Philip Morris USA, a unit of Philip Morris Cos. and one of the main defendants in the case decided in June, welcomed the reduction but said its lawyers would appeal the remaining $500,000 in penalties to a higher court. R.J. Reynolds Tobacco Holdings Inc., British American Tobacco PLC's Brown & Williamson Tobacco unit and Lorillard Tobacco Co., a unit of Loews Corp., also were defendants in the suit.
The ruling, which an attorney for plaintiff Lynn French said may be challenged, is the latest setback for flight attendants pressing claims from the 1998 $350 million settlement with tobacco companies of a class-action suit in Miami.

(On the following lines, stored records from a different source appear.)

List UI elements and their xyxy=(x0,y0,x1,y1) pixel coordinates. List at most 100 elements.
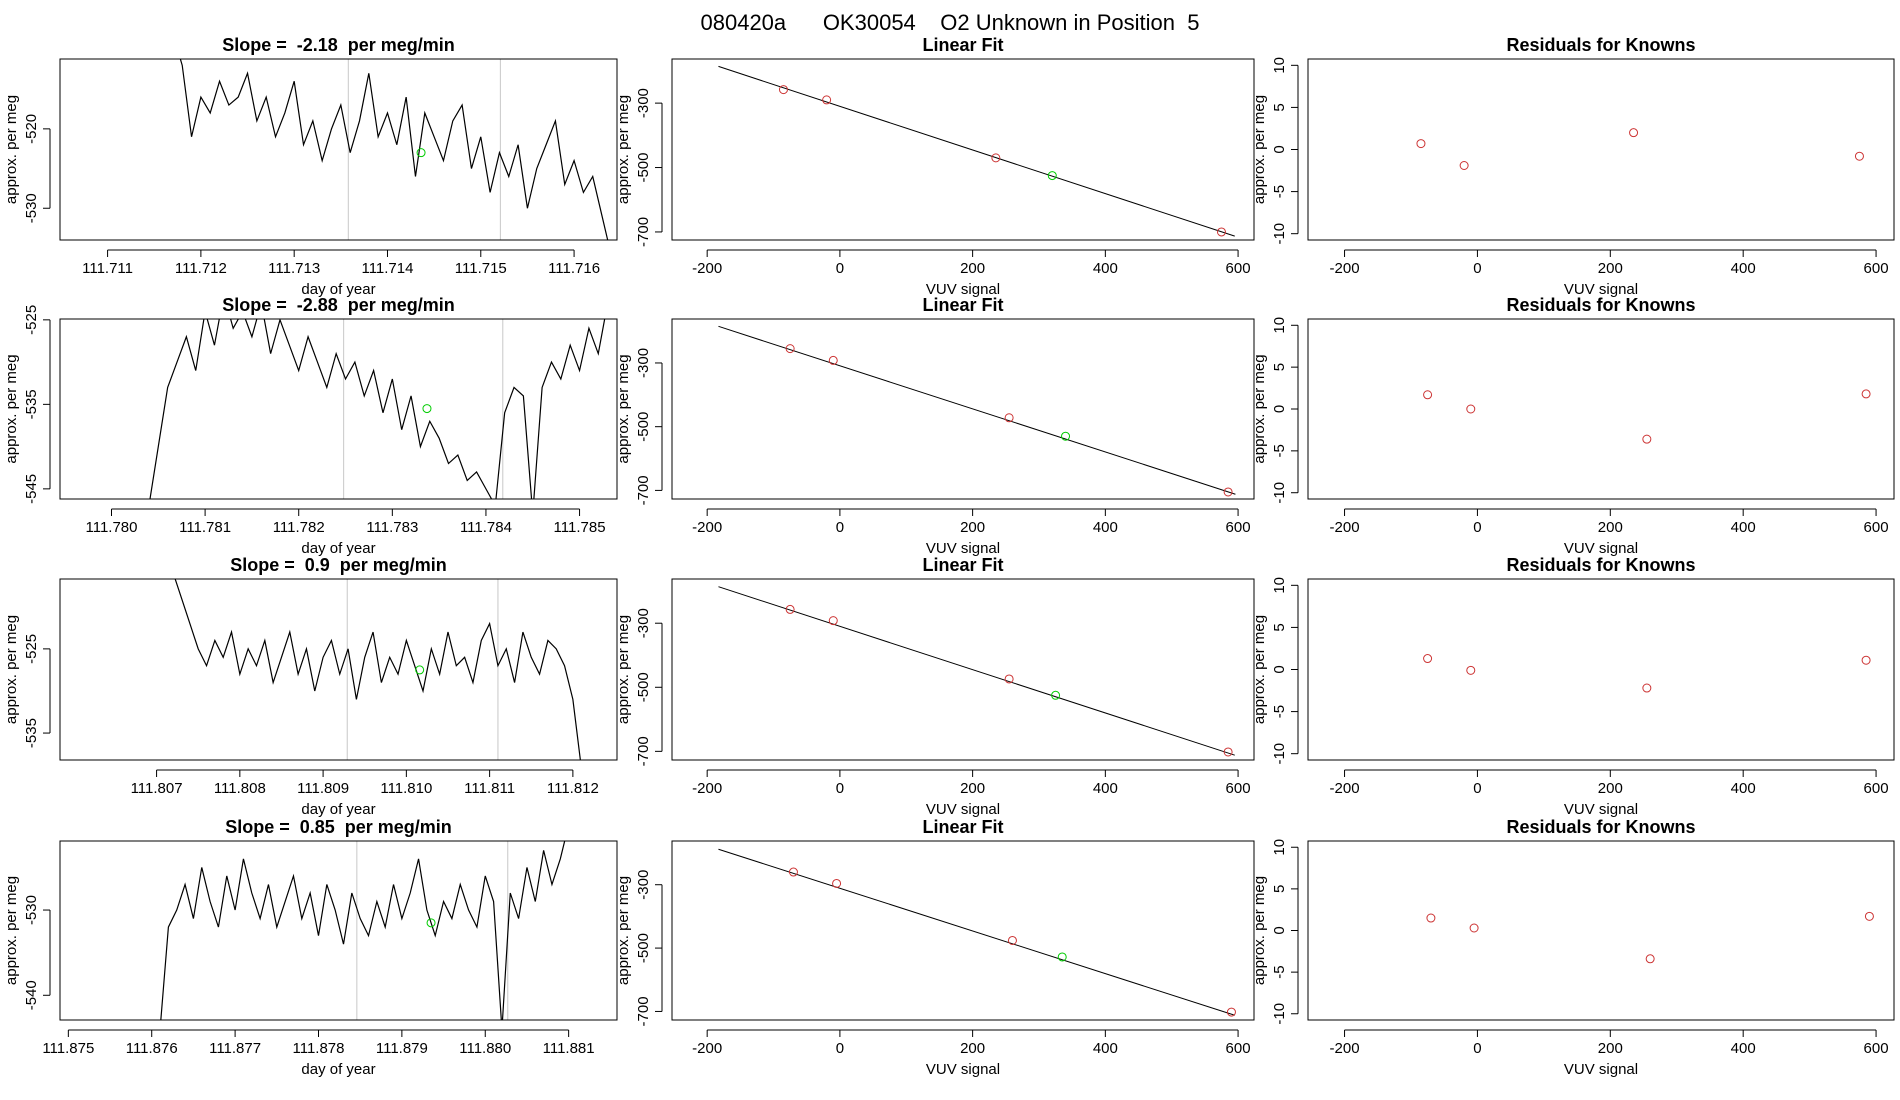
x-tick-label: 600 xyxy=(1226,260,1251,277)
x-tick-label: 111.783 xyxy=(366,519,418,536)
x-tick-label: 0 xyxy=(1473,1040,1481,1057)
x-tick-label: 111.879 xyxy=(376,1040,428,1057)
y-tick-label: -525 xyxy=(23,305,40,335)
y-tick-label: -300 xyxy=(635,348,652,378)
x-tick-label: 0 xyxy=(1473,260,1481,277)
fit-line xyxy=(718,325,1236,495)
x-tick-label: 0 xyxy=(836,260,844,277)
x-tick-label: 111.713 xyxy=(268,260,320,277)
x-tick-label: 111.875 xyxy=(42,1040,94,1057)
x-tick-label: 400 xyxy=(1731,780,1756,797)
x-tick-label: 0 xyxy=(1473,780,1481,797)
x-tick-label: 600 xyxy=(1226,519,1251,536)
data-line xyxy=(174,579,581,760)
plot-frame xyxy=(59,578,618,761)
y-tick-label: -700 xyxy=(635,996,652,1026)
data-point xyxy=(1004,674,1014,684)
y-tick-label: 10 xyxy=(1271,577,1288,594)
x-tick-label: 400 xyxy=(1731,1040,1756,1057)
data-point xyxy=(1642,434,1652,444)
y-axis-label: approx. per meg xyxy=(1251,354,1268,463)
unknown-point xyxy=(1061,431,1071,441)
y-tick-label: -10 xyxy=(1271,743,1288,765)
y-axis-label: approx. per meg xyxy=(1251,876,1268,985)
panel: Slope = -2.18 per meg/min day of year appr… xyxy=(3,35,618,298)
data-point xyxy=(828,355,838,365)
panel-title: Linear Fit xyxy=(922,295,1003,315)
plot-area xyxy=(718,65,1235,237)
panel-title: Residuals for Knowns xyxy=(1506,35,1695,55)
plot-frame xyxy=(671,318,1255,500)
x-tick-label: 111.715 xyxy=(455,260,507,277)
x-tick-label: 600 xyxy=(1226,1040,1251,1057)
x-axis-label: VUV signal xyxy=(1564,540,1638,557)
unknown-point xyxy=(416,148,426,158)
panel-title: Slope = -2.88 per meg/min xyxy=(222,295,455,315)
plot-frame xyxy=(671,840,1255,1021)
x-tick-label: 111.812 xyxy=(547,780,599,797)
x-tick-label: 200 xyxy=(1598,1040,1623,1057)
x-tick-label: 0 xyxy=(836,780,844,797)
y-tick-label: -5 xyxy=(1271,444,1288,457)
panel-title: Slope = 0.85 per meg/min xyxy=(225,817,452,837)
y-tick-label: -300 xyxy=(635,88,652,118)
data-point xyxy=(1004,413,1014,423)
x-tick-label: -200 xyxy=(692,260,722,277)
x-tick-label: -200 xyxy=(692,780,722,797)
data-point xyxy=(832,878,842,888)
figure-title: 080420a OK30054 O2 Unknown in Position 5 xyxy=(701,10,1200,35)
x-tick-label: 111.876 xyxy=(126,1040,178,1057)
x-tick-label: 111.785 xyxy=(554,519,606,536)
x-axis-label: VUV signal xyxy=(1564,801,1638,818)
y-tick-label: -545 xyxy=(23,474,40,504)
x-tick-label: 111.781 xyxy=(179,519,231,536)
x-tick-label: 111.807 xyxy=(131,780,183,797)
y-axis-label: approx. per meg xyxy=(1251,615,1268,724)
data-point xyxy=(1469,923,1479,933)
y-tick-label: 5 xyxy=(1271,103,1288,111)
x-tick-label: -200 xyxy=(1330,780,1360,797)
plot-frame xyxy=(671,58,1255,241)
data-point xyxy=(1642,683,1652,693)
data-point xyxy=(1861,389,1871,399)
panel-title: Linear Fit xyxy=(922,817,1003,837)
x-tick-label: 200 xyxy=(960,519,985,536)
x-tick-label: 600 xyxy=(1864,519,1889,536)
plot-area xyxy=(174,579,581,760)
plot-area xyxy=(718,586,1235,757)
y-tick-label: -300 xyxy=(635,608,652,638)
y-tick-label: -700 xyxy=(635,736,652,766)
y-tick-label: 10 xyxy=(1271,57,1288,74)
panel: Linear Fit VUV signal approx. per meg -200 0… xyxy=(615,555,1255,818)
data-point xyxy=(785,344,795,354)
x-tick-label: 0 xyxy=(1473,519,1481,536)
y-tick-label: -5 xyxy=(1271,185,1288,198)
unknown-point xyxy=(1057,952,1067,962)
plot-frame xyxy=(1307,840,1895,1021)
y-tick-label: 10 xyxy=(1271,317,1288,334)
y-axis-label: approx. per meg xyxy=(615,95,632,204)
panel: Linear Fit VUV signal approx. per meg -200 0… xyxy=(615,295,1255,557)
fit-line xyxy=(718,586,1235,756)
y-tick-label: -540 xyxy=(23,980,40,1010)
panel-title: Linear Fit xyxy=(922,35,1003,55)
plot-area xyxy=(718,325,1236,497)
x-tick-label: 111.877 xyxy=(209,1040,261,1057)
y-tick-label: -10 xyxy=(1271,223,1288,245)
x-tick-label: -200 xyxy=(692,1040,722,1057)
plot-frame xyxy=(671,578,1255,761)
y-tick-label: -700 xyxy=(635,217,652,247)
panel: Residuals for Knowns VUV signal approx. pe… xyxy=(1251,35,1895,298)
y-tick-label: -530 xyxy=(23,895,40,925)
y-axis-label: approx. per meg xyxy=(3,615,20,724)
data-point xyxy=(1216,227,1226,237)
data-point xyxy=(1864,911,1874,921)
y-tick-label: 5 xyxy=(1271,885,1288,893)
panel-title: Residuals for Knowns xyxy=(1506,555,1695,575)
panel: Slope = 0.9 per meg/min day of year approx… xyxy=(3,555,618,818)
y-tick-label: -530 xyxy=(23,193,40,223)
x-tick-label: 111.782 xyxy=(273,519,325,536)
x-axis-label: VUV signal xyxy=(926,801,1000,818)
x-tick-label: -200 xyxy=(692,519,722,536)
data-point xyxy=(828,616,838,626)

Miami-Dade Circuit Court Judge Fredricka Smith said the chronic sinusitis that Ms. French, 56 years old, blamed on tobacco smoke aboard the jets she flew in during the 1970s and 1980s had weighed lightly on her life. While acknowledging Ms. French's persistent discomfort, surgery and use of medications, Judge Smith said Ms. French "continued to work as a flight attendant, full time, while successfully balancing her duties as a mother and wife."
The judge said, "In view of the evidence of the plaintiff's pain and suffering, the award of $5.5 million is, indeed, shocking."

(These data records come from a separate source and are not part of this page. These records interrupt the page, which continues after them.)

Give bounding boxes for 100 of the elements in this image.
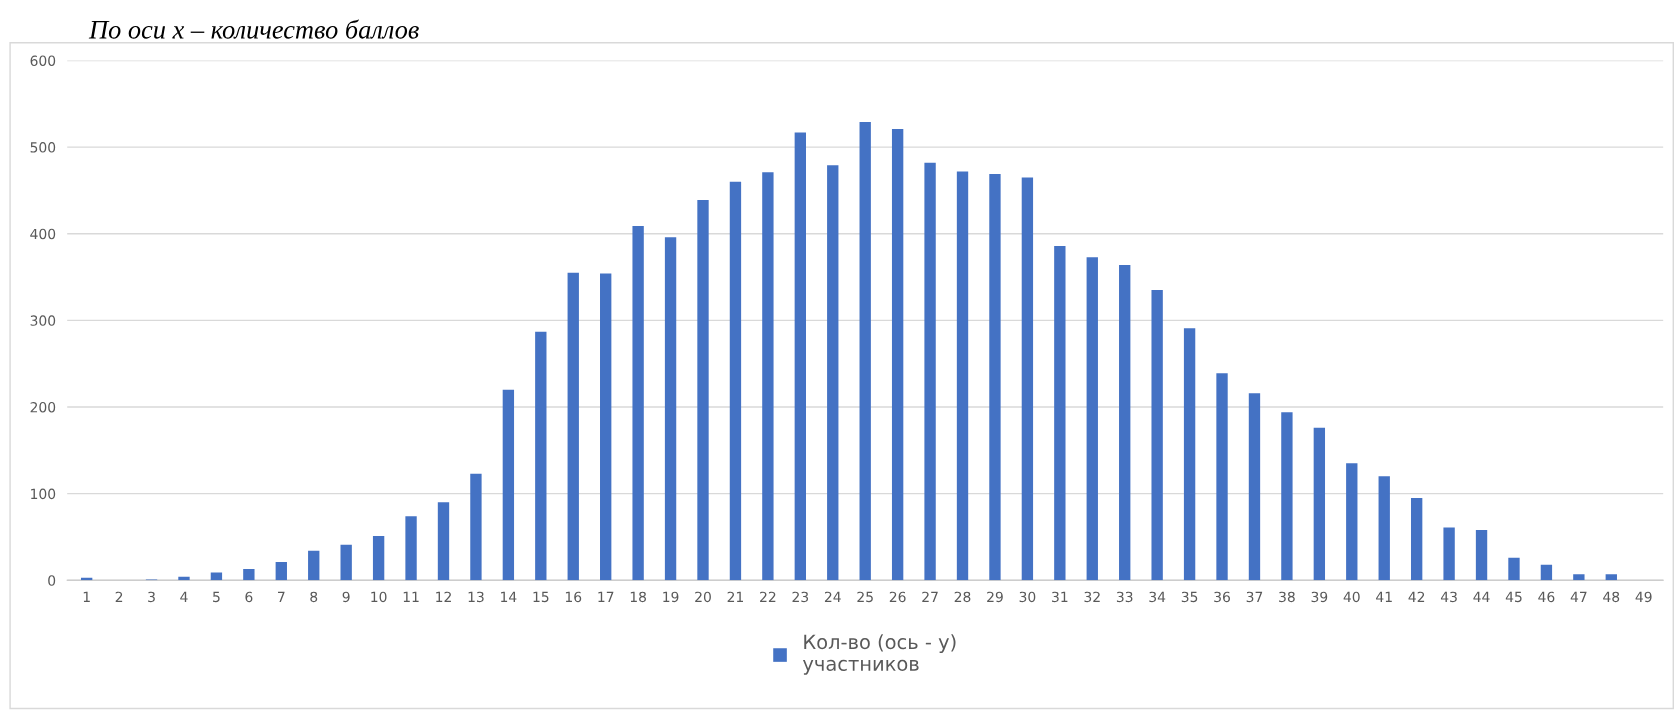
x-tick-label: 26 (889, 591, 906, 603)
x-tick-label: 39 (1311, 591, 1328, 603)
x-tick-label: 21 (727, 591, 743, 602)
bar (243, 569, 255, 581)
x-tick-label: 43 (1440, 591, 1457, 603)
bar (308, 550, 320, 581)
x-tick-label: 38 (1279, 591, 1295, 603)
x-tick-label: 46 (1538, 591, 1555, 603)
bar (210, 572, 223, 581)
x-tick-label: 44 (1473, 591, 1490, 602)
x-tick-label: 2 (115, 591, 123, 602)
legend-label: Кол-во (ось - у) участников (802, 634, 956, 675)
x-tick-label: 9 (342, 591, 350, 603)
bar (891, 128, 904, 581)
bar (632, 225, 644, 581)
bar (1151, 290, 1163, 581)
x-tick-label: 29 (987, 591, 1003, 603)
x-tick-label: 27 (922, 591, 938, 602)
bar (664, 237, 677, 581)
bar (956, 171, 969, 581)
y-tick-label: 500 (30, 142, 56, 153)
bar (762, 172, 774, 581)
x-tick-label: 30 (1019, 591, 1036, 603)
x-tick-label: 7 (278, 591, 285, 602)
x-tick-label: 4 (180, 591, 188, 602)
x-tick-label: 14 (501, 591, 517, 602)
bar (989, 174, 1001, 581)
x-tick-label: 1 (83, 591, 90, 602)
x-tick-label: 25 (857, 591, 873, 603)
x-tick-label: 3 (148, 591, 155, 603)
y-tick-label: 300 (30, 315, 56, 326)
bar (600, 273, 612, 581)
x-tick-label: 17 (598, 591, 614, 602)
x-tick-label: 45 (1505, 591, 1522, 603)
bar (1054, 245, 1066, 581)
x-tick-label: 13 (468, 591, 484, 603)
x-tick-label: 40 (1343, 591, 1360, 603)
bar (1605, 574, 1617, 581)
bar (470, 473, 482, 581)
x-tick-label: 6 (245, 591, 253, 603)
bar (502, 389, 515, 581)
bar (1313, 427, 1326, 581)
bar (1378, 476, 1390, 581)
bar (567, 272, 579, 581)
bar (178, 576, 190, 581)
x-tick-label: 47 (1570, 591, 1587, 602)
x-tick-label: 16 (565, 591, 582, 603)
bar (1475, 530, 1488, 581)
x-tick-label: 18 (630, 591, 647, 603)
x-tick-label: 8 (310, 591, 318, 603)
x-tick-label: 41 (1376, 591, 1392, 602)
x-tick-label: 24 (824, 591, 841, 602)
x-tick-label: 5 (213, 591, 220, 603)
y-tick-label: 600 (30, 55, 56, 66)
y-tick-label: 200 (30, 402, 56, 413)
x-tick-label: 33 (1116, 591, 1133, 603)
bar (405, 516, 417, 581)
bar (1021, 177, 1034, 581)
bar (1086, 257, 1098, 581)
x-tick-label: 37 (1246, 591, 1263, 603)
y-tick-label: 0 (48, 575, 56, 586)
bar (1119, 264, 1131, 581)
bar (437, 502, 450, 581)
bar (1216, 373, 1228, 581)
bar (794, 132, 806, 581)
x-tick-label: 31 (1052, 591, 1068, 603)
x-tick-label: 10 (371, 591, 387, 603)
y-tick-label: 100 (31, 488, 56, 500)
bar (1183, 328, 1196, 581)
bar (535, 331, 547, 581)
x-tick-label: 32 (1084, 591, 1100, 603)
bar (1573, 574, 1585, 581)
x-tick-label: 11 (403, 591, 419, 602)
x-tick-label: 23 (792, 591, 809, 603)
x-tick-label: 28 (954, 591, 971, 603)
x-tick-label: 22 (760, 591, 776, 602)
bar (1346, 463, 1358, 581)
x-tick-label: 34 (1149, 591, 1166, 603)
bar (1540, 564, 1553, 581)
chart-title: По оси х – количество баллов (88, 19, 419, 39)
x-tick-label: 35 (1181, 591, 1198, 603)
bar (1443, 527, 1455, 581)
bar (372, 536, 385, 581)
bar (1281, 412, 1293, 581)
bar (1248, 393, 1261, 581)
bar (275, 562, 287, 581)
bar (859, 122, 871, 581)
x-tick-label: 19 (663, 591, 679, 603)
x-tick-label: 15 (533, 591, 549, 603)
x-tick-label: 48 (1603, 591, 1620, 603)
x-tick-label: 20 (695, 591, 711, 603)
x-tick-label: 42 (1408, 591, 1425, 602)
bar (729, 181, 742, 581)
bar (1410, 497, 1423, 581)
x-tick-label: 36 (1214, 591, 1230, 603)
x-tick-label: 12 (436, 591, 451, 602)
bar (827, 165, 839, 581)
bar (340, 544, 352, 581)
bar (924, 162, 936, 581)
bar (1508, 557, 1520, 581)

Nearly 1,850 flight attendants have individual secondhand-smoke cases pending in Florida flowing from the class-action settlement four years ago. Two other suits have resulted in a decision favoring tobacco companies and one has ended in a mistrial.
In a separate tobacco case, a San Diego judge tentatively dismissed a class-action lawsuit that accused the same four tobacco companies of improperly marketing cigarettes to teenagers. Four San Diego teenagers filed a lawsuit in 1998 against the companies on behalf of California's estimated 1.5 million teen smokers.

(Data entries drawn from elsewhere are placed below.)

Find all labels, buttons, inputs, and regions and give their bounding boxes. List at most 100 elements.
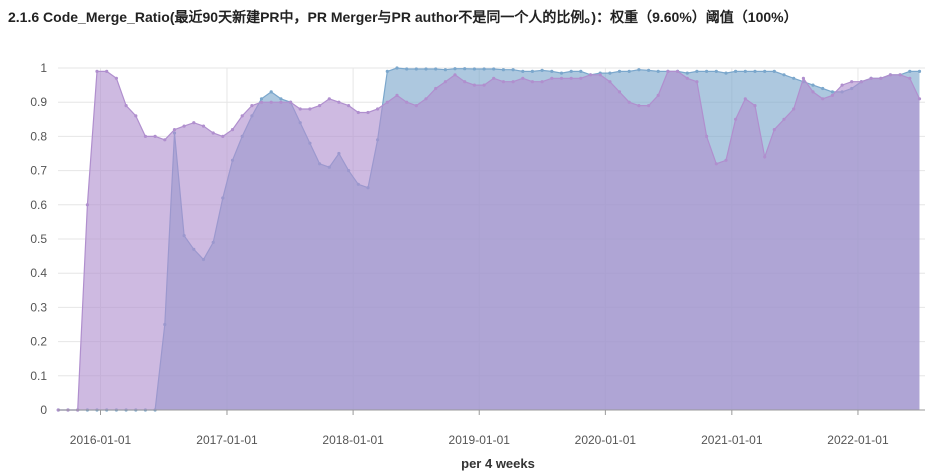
- data-point: [608, 71, 612, 75]
- data-point: [337, 100, 341, 104]
- y-tick-label: 0.4: [30, 266, 47, 280]
- data-point: [530, 69, 535, 73]
- data-point: [259, 97, 264, 101]
- data-point: [530, 80, 535, 84]
- data-point: [182, 124, 186, 128]
- data-point: [647, 104, 651, 108]
- data-point: [724, 158, 728, 162]
- y-tick-label: 0: [40, 403, 47, 417]
- data-point: [695, 80, 699, 84]
- data-point: [588, 73, 593, 77]
- data-point: [453, 73, 457, 77]
- x-tick-label: 2017-01-01: [196, 433, 258, 447]
- series-areas: [56, 66, 922, 412]
- data-point: [463, 67, 467, 71]
- x-tick-label: 2020-01-01: [575, 433, 637, 447]
- y-tick-label: 1: [40, 61, 47, 75]
- data-point: [772, 69, 776, 73]
- data-point: [221, 134, 225, 138]
- data-point: [521, 69, 525, 73]
- data-point: [898, 73, 902, 77]
- data-point: [501, 80, 505, 84]
- data-point: [85, 203, 89, 207]
- data-point: [308, 107, 312, 111]
- data-point: [356, 110, 360, 115]
- series-area: [58, 71, 920, 411]
- data-point: [908, 69, 912, 73]
- data-point: [685, 71, 689, 75]
- data-point: [705, 134, 709, 138]
- y-tick-label: 0.5: [30, 232, 47, 246]
- data-point: [569, 69, 573, 73]
- y-tick-label: 0.3: [30, 300, 47, 314]
- data-point: [124, 104, 128, 108]
- x-axis: 2016-01-01 2017-01-01 2018-01-01 2019-01-01…: [58, 409, 925, 447]
- data-point: [666, 69, 670, 73]
- data-point: [569, 76, 573, 80]
- data-point: [772, 128, 776, 132]
- data-point: [888, 73, 893, 77]
- chart-title: 2.1.6 Code_Merge_Ratio(最近90天新建PR中，PR Mer…: [8, 9, 798, 25]
- data-point: [821, 97, 825, 101]
- data-point: [695, 69, 699, 73]
- data-point: [859, 80, 864, 84]
- data-point: [114, 76, 118, 80]
- data-point: [395, 66, 399, 70]
- data-point: [792, 107, 796, 111]
- data-point: [134, 114, 138, 118]
- data-point: [540, 68, 544, 72]
- y-tick-label: 0.8: [30, 129, 47, 143]
- data-point: [463, 80, 467, 84]
- data-point: [850, 80, 854, 84]
- data-point: [163, 138, 167, 142]
- data-point: [559, 76, 564, 80]
- data-point: [908, 76, 912, 80]
- data-point: [656, 93, 660, 97]
- data-point: [511, 80, 515, 84]
- data-point: [579, 69, 583, 73]
- data-point: [714, 69, 718, 73]
- data-point: [637, 104, 641, 108]
- data-point: [211, 131, 215, 135]
- data-point: [143, 134, 147, 138]
- data-point: [240, 114, 244, 118]
- data-point: [830, 93, 835, 97]
- data-point: [482, 67, 486, 71]
- data-point: [511, 68, 515, 72]
- x-tick-label: 2019-01-01: [449, 433, 511, 447]
- data-point: [550, 76, 554, 80]
- data-point: [801, 76, 806, 80]
- data-point: [724, 71, 728, 75]
- data-point: [521, 76, 525, 80]
- data-point: [714, 162, 718, 166]
- data-point: [385, 69, 389, 73]
- x-axis-label: per 4 weeks: [461, 456, 535, 471]
- data-point: [617, 90, 622, 94]
- data-point: [492, 67, 496, 71]
- data-point: [879, 76, 883, 80]
- data-point: [656, 69, 660, 73]
- y-tick-label: 0.2: [30, 335, 47, 349]
- data-point: [782, 73, 786, 77]
- data-point: [579, 76, 583, 80]
- y-tick-label: 0.7: [30, 164, 47, 178]
- series-line: [58, 70, 921, 411]
- y-axis: 0 0.1 0.2 0.3 0.4 0.5 0.6 0.7 0.8 0.9 1: [30, 61, 47, 417]
- data-point: [269, 100, 273, 104]
- x-tick-label: 2018-01-01: [322, 433, 384, 447]
- data-point: [443, 68, 447, 72]
- data-point: [327, 97, 331, 101]
- data-point: [550, 69, 554, 73]
- data-point: [734, 117, 738, 121]
- data-point: [472, 67, 476, 71]
- data-point: [627, 69, 631, 73]
- data-point: [472, 83, 476, 87]
- x-tick-label: 2021-01-01: [701, 433, 763, 447]
- data-point: [608, 80, 612, 84]
- data-point: [424, 97, 428, 101]
- data-point: [298, 107, 302, 111]
- data-point: [414, 67, 418, 71]
- data-point: [424, 67, 428, 71]
- data-point: [289, 100, 293, 104]
- data-point: [95, 69, 99, 73]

The lawsuit sought to ban tobacco advertising aimed at teens and asked the court to order the companies to hand over the profits from cigarette sales to minors.
Superior Court Judge Ronald Prager said he found no evidence that the companies had run ads encouraging youth smoking.
Meanwhile, Lorillard sued the National Association of Attorneys General, the latest salvo in a battle over antismoking advertisements by the American Legacy Foundation.
The company said its lawsuit, filed in a Delaware state court, accuses the National Association of Attorneys General of "breach of fiduciary duty." The company said the association has failed to act against the American Legacy Foundation for violating a 1998 industry settlement with states.
A message left with the attorneys general association wasn't returned.
Cheryl Healton, president and chief executive of the American Legacy Foundation, said, "This is simply the latest in over a year of pressure tactics and legal maneuvers by Lorillard to challenge Legacy's groundbreaking and effective public-information campaign to reduce youth smoking."
The foundation was created as part of a $206 billion settlement between attorneys general and big tobacco companies to organize a national effort to educate the public about the dangers of smoking.
Lorillard said Legacy broke a provision of the settlement forbidding "any personal attack on, or vilification of," tobacco companies. Lorillard said it was vilified in a radio ad that is part of the foundation's campaign.